News
Ian Thomson
Celtic, Dundee Can Expect Altered U.S. Landscape
Last month’s announcement that Dundee and Celtic are exploring the possibility of playing a Ladbrokes Premiership game in the United States prompted a rash of articles in the Scottish media speculating on branding opportunities, expanded global footprints and the mass of Irish American sports fans supposedly in need of satiation by the skills of Scotland’s finest.
A harsh reality awaits both clubs if the Scottish Professional Football League grants its approval for its first overseas contest. American fans have been bombarded for years by summer tours from the world’s richest clubs.

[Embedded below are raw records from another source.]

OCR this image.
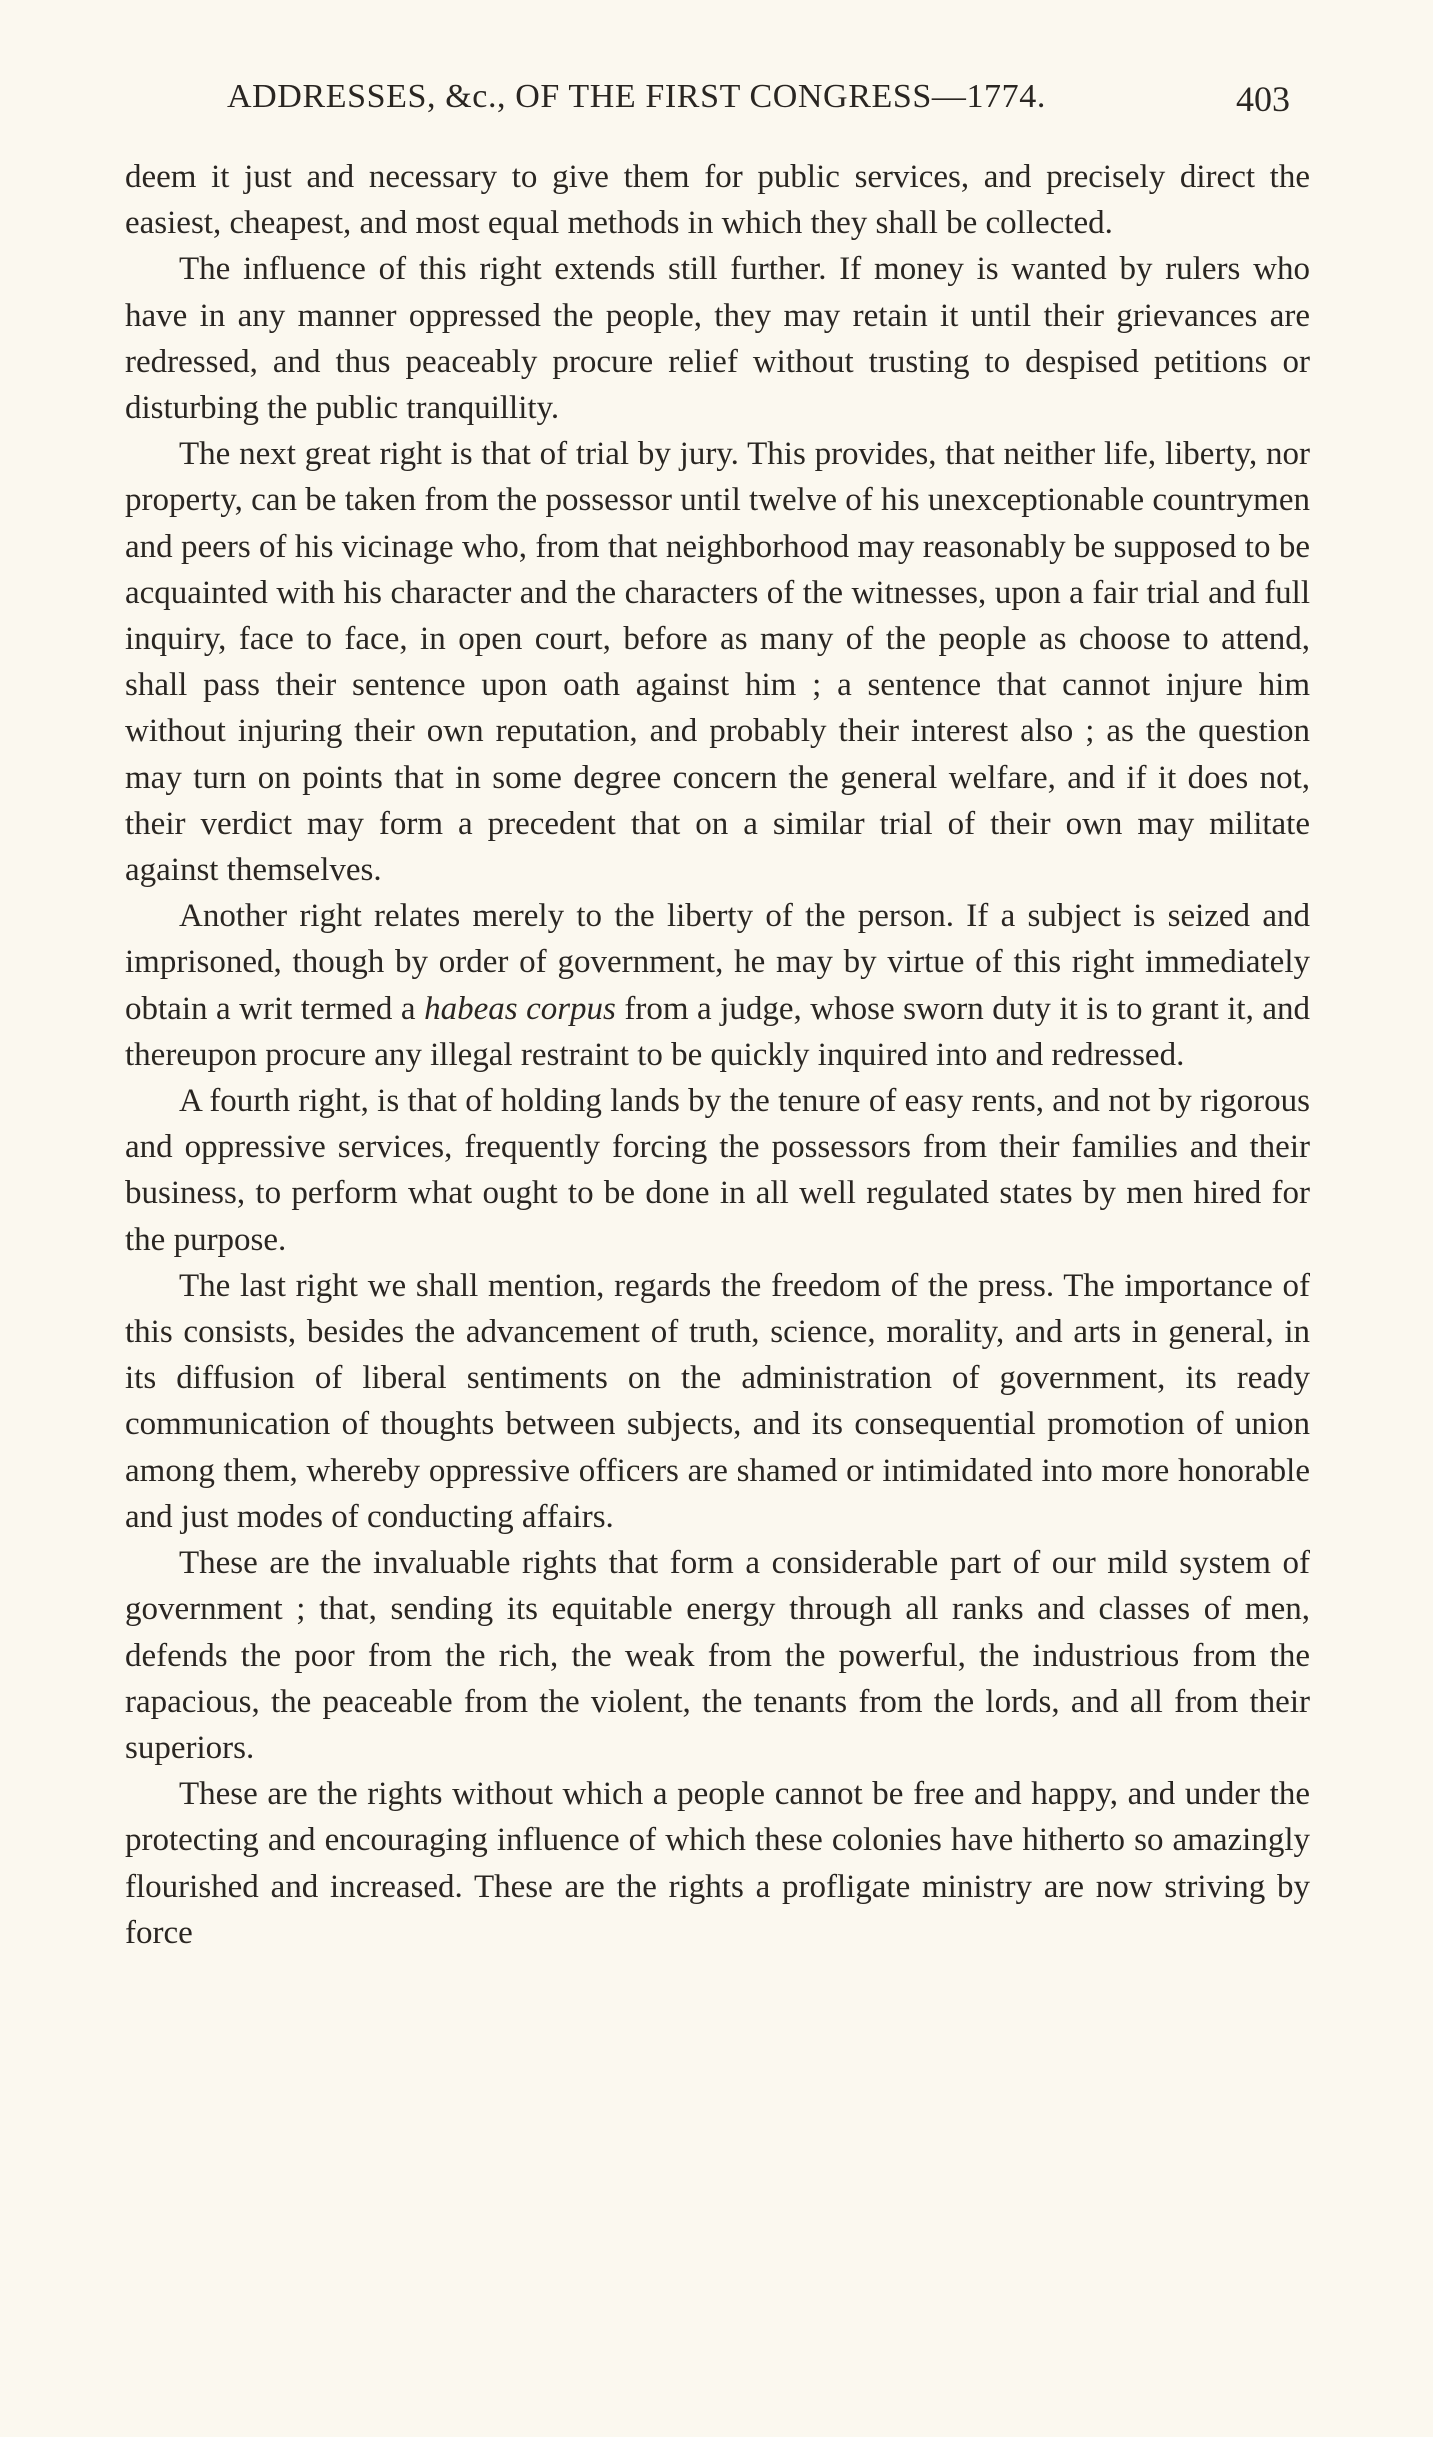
ADDRESSES, &c., OF THE FIRST CONGRESS—1774.	403

deem it just and necessary to give them for public services, and precisely direct the easiest, cheapest, and most equal methods in which they shall be collected.

The influence of this right extends still further. If money is wanted by rulers who have in any manner oppressed the people, they may retain it until their grievances are redressed, and thus peaceably procure relief without trusting to despised petitions or disturbing the public tranquillity.

The next great right is that of trial by jury. This provides, that neither life, liberty, nor property, can be taken from the possessor until twelve of his unexceptionable countrymen and peers of his vicinage who, from that neighborhood may reasonably be supposed to be acquainted with his character and the characters of the witnesses, upon a fair trial and full inquiry, face to face, in open court, before as many of the people as choose to attend, shall pass their sentence upon oath against him ; a sentence that cannot injure him without injuring their own reputation, and probably their interest also ; as the question may turn on points that in some degree concern the general welfare, and if it does not, their verdict may form a precedent that on a similar trial of their own may militate against themselves.

Another right relates merely to the liberty of the person. If a subject is seized and imprisoned, though by order of government, he may by virtue of this right immediately obtain a writ termed a habeas corpus from a judge, whose sworn duty it is to grant it, and thereupon procure any illegal restraint to be quickly inquired into and redressed.

A fourth right, is that of holding lands by the tenure of easy rents, and not by rigorous and oppressive services, frequently forcing the possessors from their families and their business, to perform what ought to be done in all well regulated states by men hired for the purpose.

The last right we shall mention, regards the freedom of the press. The importance of this consists, besides the advancement of truth, science, morality, and arts in general, in its diffusion of liberal sentiments on the administration of government, its ready communication of thoughts between subjects, and its consequential promotion of union among them, whereby oppressive officers are shamed or intimidated into more honorable and just modes of conducting affairs.

These are the invaluable rights that form a considerable part of our mild system of government ; that, sending its equitable energy through all ranks and classes of men, defends the poor from the rich, the weak from the powerful, the industrious from the rapacious, the peaceable from the violent, the tenants from the lords, and all from their superiors.

These are the rights without which a people cannot be free and happy, and under the protecting and encouraging influence of which these colonies have hitherto so amazingly flourished and increased. These are the rights a profligate ministry are now striving by force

Manchester United and Real Madrid set a U.S. attendance record in 2014 when over 109,000 people watched their friendly in Michigan. Barcelona, Chelsea, the Milan giants and Mexican powerhouse Chivas have all played before 70,000-plus crowds in recent years and fans across North America follow these teams intensely through myriad cable channels and web streaming services.
American consumers are overwhelmed with choices on which to spend their entertainment dollars. It’s tough to imagine any football team from Scotland creating so much as a ripple when sports fans are already drowning with options.

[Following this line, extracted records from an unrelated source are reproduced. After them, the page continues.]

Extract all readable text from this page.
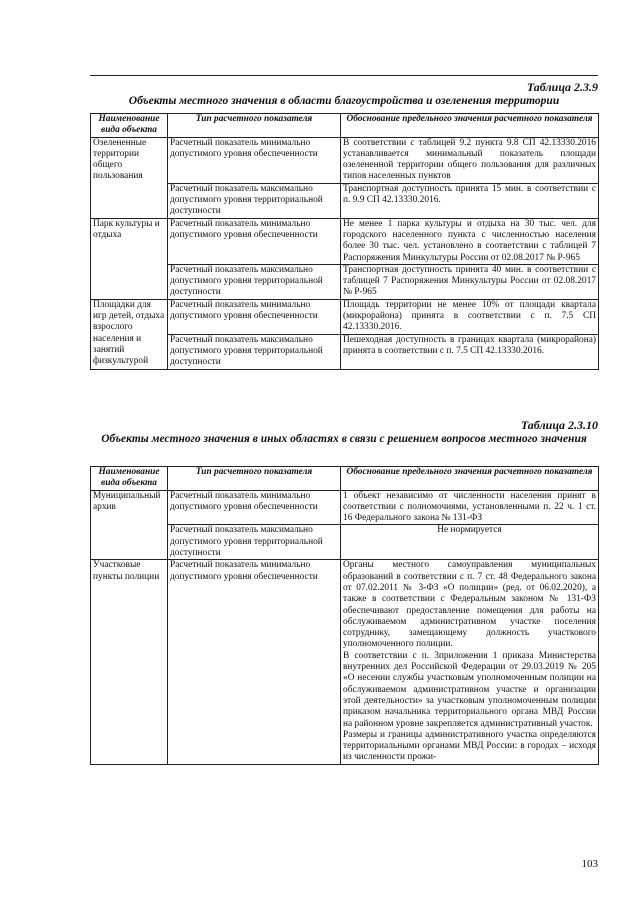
Таблица 2.3.9
Объекты местного значения в области благоустройства и озеленения территории
Наименование вида объекта	Тип расчетного показателя	Обоснование предельного значения расчетного показателя
Озелененные территории общего пользования	Расчетный показатель минимально допустимого уровня обеспеченности	В соответствии с таблицей 9.2 пункта 9.8 СП 42.13330.2016 устанавливается минимальный показатель площади озелененной территории общего пользования для различных типов населенных пунктов
	Расчетный показатель максимально допустимого уровня территориальной доступности	Транспортная доступность принята 15 мин. в соответствии с п. 9.9 СП 42.13330.2016.
Парк культуры и отдыха	Расчетный показатель минимально допустимого уровня обеспеченности	Не менее 1 парка культуры и отдыха на 30 тыс. чел. для городского населенного пункта с численностью населения более 30 тыс. чел. установлено в соответствии с таблицей 7 Распоряжения Минкультуры России от 02.08.2017 № Р-965
	Расчетный показатель максимально допустимого уровня территориальной доступности	Транспортная доступность принята 40 мин. в соответствии с таблицей 7 Распоряжения Минкультуры России от 02.08.2017 № Р-965
Площадки для игр детей, отдыха взрослого населения и занятий физкультурой	Расчетный показатель минимально допустимого уровня обеспеченности	Площадь территории не менее 10% от площади квартала (микрорайона) принята в соответствии с п. 7.5 СП 42.13330.2016.
	Расчетный показатель максимально допустимого уровня территориальной доступности	Пешеходная доступность в границах квартала (микрорайона) принята в соответствии с п. 7.5 СП 42.13330.2016.
Таблица 2.3.10
Объекты местного значения в иных областях в связи с решением вопросов местного значения
Наименование вида объекта	Тип расчетного показателя	Обоснование предельного значения расчетного показателя
Муниципальный архив	Расчетный показатель минимально допустимого уровня обеспеченности	1 объект независимо от численности населения принят в соответствии с полномочиями, установленными п. 22 ч. 1 ст. 16 Федерального закона № 131-ФЗ
	Расчетный показатель максимально допустимого уровня территориальной доступности	Не нормируется
Участковые пункты полиции	Расчетный показатель минимально допустимого уровня обеспеченности	Органы местного самоуправления муниципальных образований в соответствии с п. 7 ст. 48 Федерального закона от 07.02.2011 № 3-ФЗ «О полиции» (ред. от 06.02.2020), а также в соответствии с Федеральным законом № 131-ФЗ обеспечивают предоставление помещения для работы на обслуживаемом административном участке поселения сотруднику, замещающему должность участкового уполномоченного полиции.

В соответствии с п. 3приложения 1 приказа Министерства внутренних дел Российской Федерации от 29.03.2019 № 205 «О несении службы участковым уполномоченным полиции на обслуживаемом административном участке и организации этой деятельности» за участковым уполномоченным полиции приказом начальника территориального органа МВД России на районном уровне закрепляется административный участок.

Размеры и границы административного участка определяются территориальными органами МВД России: в городах – исходя из численности прожи-

103
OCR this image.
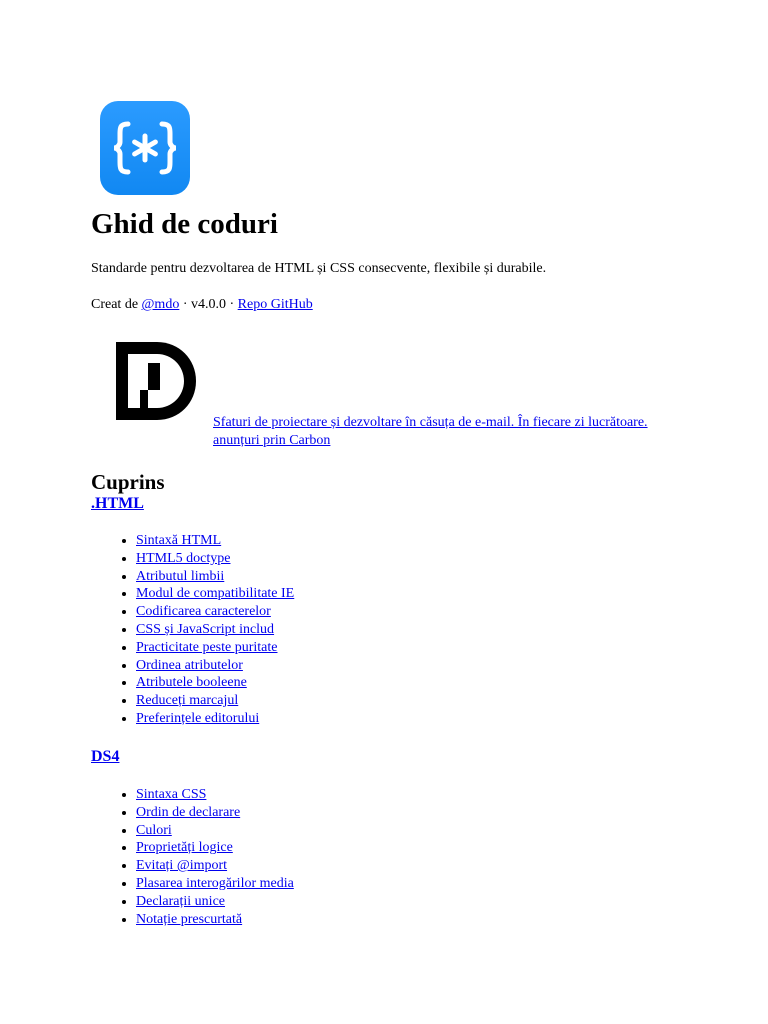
Ghid de coduri

Standarde pentru dezvoltarea de HTML și CSS consecvente, flexibile și durabile.

Creat de @mdo · v4.0.0 · Repo GitHub

Sfaturi de proiectare și dezvoltare în căsuța de e-mail. În fiecare zi lucrătoare. anunțuri prin Carbon

Cuprins

.HTML

• Sintaxă HTML
• HTML5 doctype
• Atributul limbii
• Modul de compatibilitate IE
• Codificarea caracterelor
• CSS și JavaScript includ
• Practicitate peste puritate
• Ordinea atributelor
• Atributele booleene
• Reduceți marcajul
• Preferințele editorului

DS4

• Sintaxa CSS
• Ordin de declarare
• Culori
• Proprietăți logice
• Evitați @import
• Plasarea interogărilor media
• Declarații unice
• Notație prescurtată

Celtic have taken part in preseason jamborees in the past. The Bhoys lost to Real Madrid in August 2012 before a crowd of 34,000 at Philadelphia’s Lincoln Financial Field with Cristiano Ronaldo unsurprisingly receiving more of the audience’s gasps than Kris Commons. Philadelphia was one of two cities mooted as a possible destination for the Scottish league’s foreign soiree. U.S. census data suggests that about 14 percent of Philadelphians consider themselves as Irish Americans making this the largest ethnic group in the city. Philadelphia also boasts the second-largest Irish American population in the country behind Boston.
Both cities and others around the U.S. and Canada with a historically Irish influence do boast Celtic supporters’ clubs that regularly gather in bars to watch their team in action. We’re talking about dozens or hundreds of people in each branch though. Drawing tens of thousands of fans to a stadium seems wildly optimistic when hints of fatigue toward touring sides are beginning to show. Fiorentina and Paris Saint-Germain only pulled 16,000 fans to Red Bull Arena in New Jersey this past summer despite the attractions of local product Giuseppe Rossi and Zlatan Ibrahimovic.
Finding the appropriate time to play the game would present another headache for Scottish clubs. The aforementioned summer tours would still steal the limelight away from any SPFL clashes in August, and Celtic’s availability would likely be curbed by European commitments. Travelling later in the year throws up clashes with the college football and NFL seasons. Harsh northeast winter rules out January and February while March sees America’s sporting calendar turn to the opening of the baseball season. Too much is at stake any later in the season to move the game away from the home fans at either Dens Park or Parkhead. Major League Soccer has struggled mightily for two decades to find space in the crowded American sports market. It seems unlikely that two Scottish teams could shift the needle.
The NFL’s success in staging regular season games at Wembley Stadium has widened the eyes of many European club executives looking for a slice of the lucrative U.S. market. American football benefits from the novelty of being played in very few countries and the NFL is unrivaled in its status as the sport’s best league. Our version of football does not carry such weight. Increasingly savvy American fans are well versed in the world’s best players and clubs. The days of expecting to turn up and draw massive crowds of curious onlookers are long gone.